Here the initial capital, $C$, is $£1000$, the rate, $i$, is $2\%$ and the number of years, $n$, is $2$.

a) Substituting in these values into the general formula for simple interest: \begin{align} &1000(1+(2\times0.02))\\ &=£1040. \end{align}

So, putting $£1000$ in a savings account for two years at a rate of $2\%$ (simple interest) earns an interest of $£40$ ($1000^2 \times 0.02$).

b) Substituting the above value into the general formula for compound interest: \begin{align} &1000(1+0.02)^2\\ &=£1040.40 \end{align}

So, putting $£1000$ in a savings account for two years at a rate of $2\%$ (compound interest) earns an interest of $£40.40$.

It can be seen that between times $0$ and $1$, simple interest pays more that compound interest but after time $1$ compound interest pays more.

Compound interest is consistent, which means that the interest that a capital earns over a certain period is the same when it is computed over the whole period in one go as when it is first computed over part of the period and then over the remainder. With simple interest, a capital earns more interest if it is first computed over part of the period and then over the remainder, which means that when depositing money it is advantageous to switch account often in order to earn more interest.

Solution

Here, the initial capital, $C$, is $£900$, the accumulated value, $Z$, is $£1000$ and the rate, $i$, is $4\%$.

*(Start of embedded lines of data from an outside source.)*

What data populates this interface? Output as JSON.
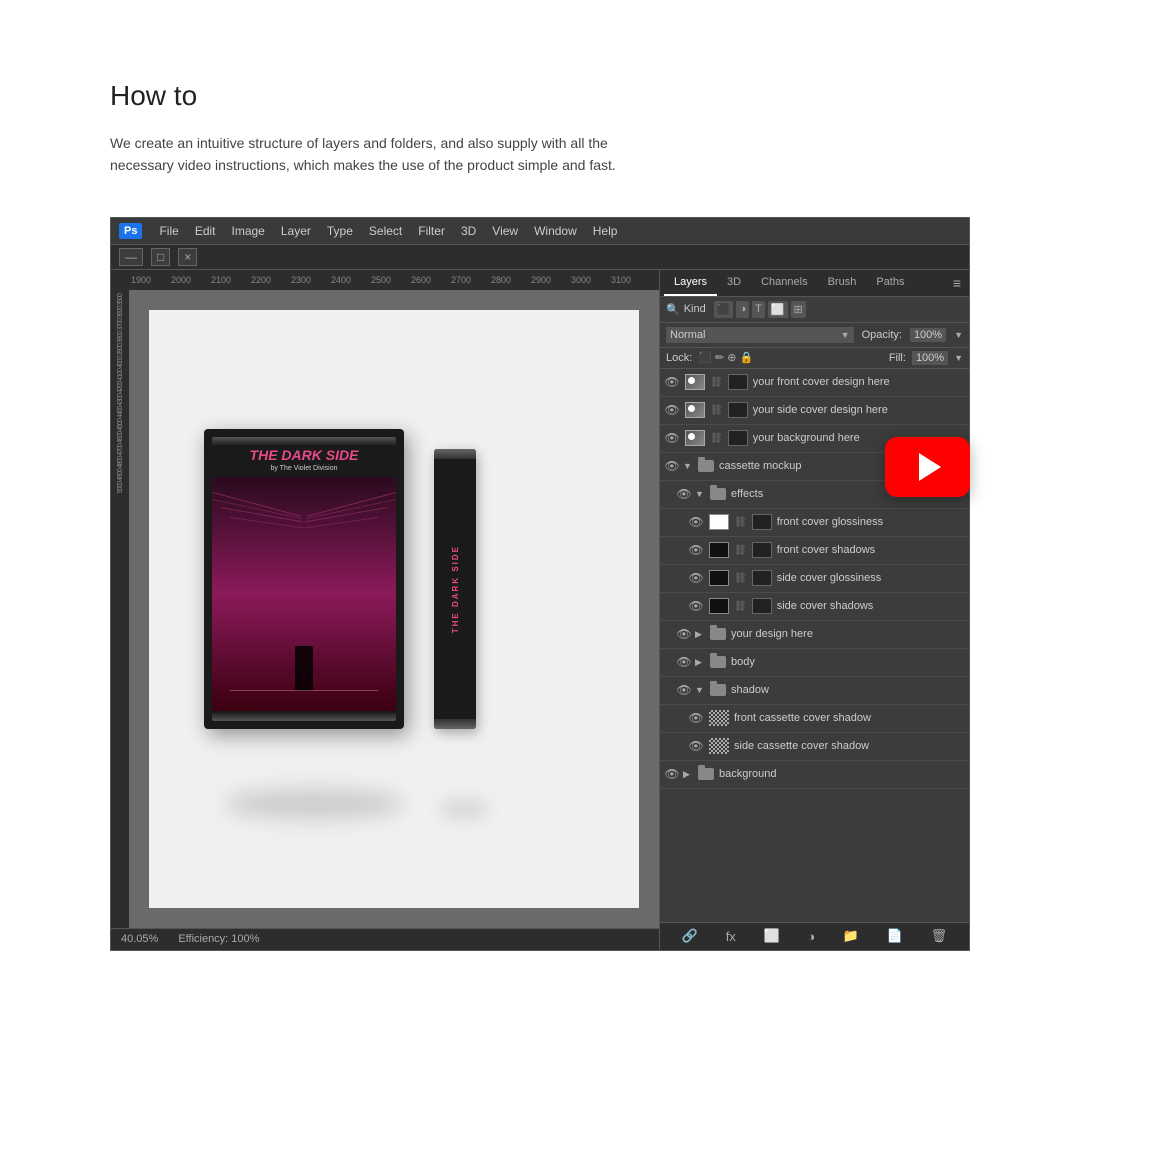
{
  "page": {
    "title": "How to",
    "description": "We create an intuitive structure of layers and folders, and also supply with all the necessary video instructions, which makes the use of the product simple and fast."
  },
  "photoshop": {
    "logo": "Ps",
    "menu_items": [
      "File",
      "Edit",
      "Image",
      "Layer",
      "Type",
      "Select",
      "Filter",
      "3D",
      "View",
      "Window",
      "Help"
    ],
    "title_icons": [
      "—",
      "□",
      "×"
    ],
    "ruler_numbers": [
      "1900",
      "2000",
      "2100",
      "2200",
      "2300",
      "2400",
      "2500",
      "2600",
      "2700",
      "2800",
      "2900",
      "3000",
      "3100"
    ],
    "status": {
      "zoom": "40.05%",
      "efficiency": "Efficiency: 100%"
    }
  },
  "layers_panel": {
    "tabs": [
      "Layers",
      "3D",
      "Channels",
      "Brush",
      "Paths"
    ],
    "active_tab": "Layers",
    "kind_label": "Kind",
    "blend_mode": "Normal",
    "opacity_label": "Opacity:",
    "opacity_value": "100%",
    "lock_label": "Lock:",
    "fill_label": "Fill:",
    "fill_value": "100%",
    "layers": [
      {
        "id": 1,
        "name": "your front cover design here",
        "type": "layer",
        "visible": true,
        "indent": 0
      },
      {
        "id": 2,
        "name": "your side cover design here",
        "type": "layer",
        "visible": true,
        "indent": 0
      },
      {
        "id": 3,
        "name": "your background here",
        "type": "layer",
        "visible": true,
        "indent": 0
      },
      {
        "id": 4,
        "name": "cassette mockup",
        "type": "folder",
        "visible": true,
        "indent": 0,
        "expanded": true
      },
      {
        "id": 5,
        "name": "effects",
        "type": "folder",
        "visible": true,
        "indent": 1,
        "expanded": true
      },
      {
        "id": 6,
        "name": "front cover glossiness",
        "type": "layer",
        "visible": true,
        "indent": 2
      },
      {
        "id": 7,
        "name": "front cover shadows",
        "type": "layer",
        "visible": true,
        "indent": 2
      },
      {
        "id": 8,
        "name": "side cover glossiness",
        "type": "layer",
        "visible": true,
        "indent": 2
      },
      {
        "id": 9,
        "name": "side cover shadows",
        "type": "layer",
        "visible": true,
        "indent": 2
      },
      {
        "id": 10,
        "name": "your design here",
        "type": "folder",
        "visible": true,
        "indent": 1,
        "expanded": false
      },
      {
        "id": 11,
        "name": "body",
        "type": "folder",
        "visible": true,
        "indent": 1,
        "expanded": false
      },
      {
        "id": 12,
        "name": "shadow",
        "type": "folder",
        "visible": true,
        "indent": 1,
        "expanded": true
      },
      {
        "id": 13,
        "name": "front cassette cover shadow",
        "type": "layer-checkered",
        "visible": true,
        "indent": 2
      },
      {
        "id": 14,
        "name": "side cassette cover shadow",
        "type": "layer-checkered",
        "visible": true,
        "indent": 2
      },
      {
        "id": 15,
        "name": "background",
        "type": "folder",
        "visible": true,
        "indent": 0,
        "expanded": false
      }
    ]
  },
  "cassette": {
    "title": "THE DARK SIDE",
    "subtitle": "by The Violet Division",
    "side_text": "THE DARK SIDE"
  }
}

a) Substituting in these values into the general formula for simple interest:

\[900(1+0.04n)=1000.\]

Re-arranging and making $n$ the subject of the formula gives: \begin{align} &n=\frac{1}{0.04}\left(\frac{10}{9}-1\right)\\ &\Rightarrow n \approx 2.78 \text{ years} \end{align}

Substituting in these values into the general formula for compound interest: \[900(1+0.02)^n=1000.\] Re-arranging and making n the subject of the formula gives: \begin{align} &n\ln(1.02)=\ln⁡\left(\frac{10}{9}\right)\\ &\Rightarrow n=\frac{\ln⁡(\frac{10}{9})}{\ln⁡(1.02)}\\ &\Rightarrow n \approx 2.69 \text{ years} \end{align}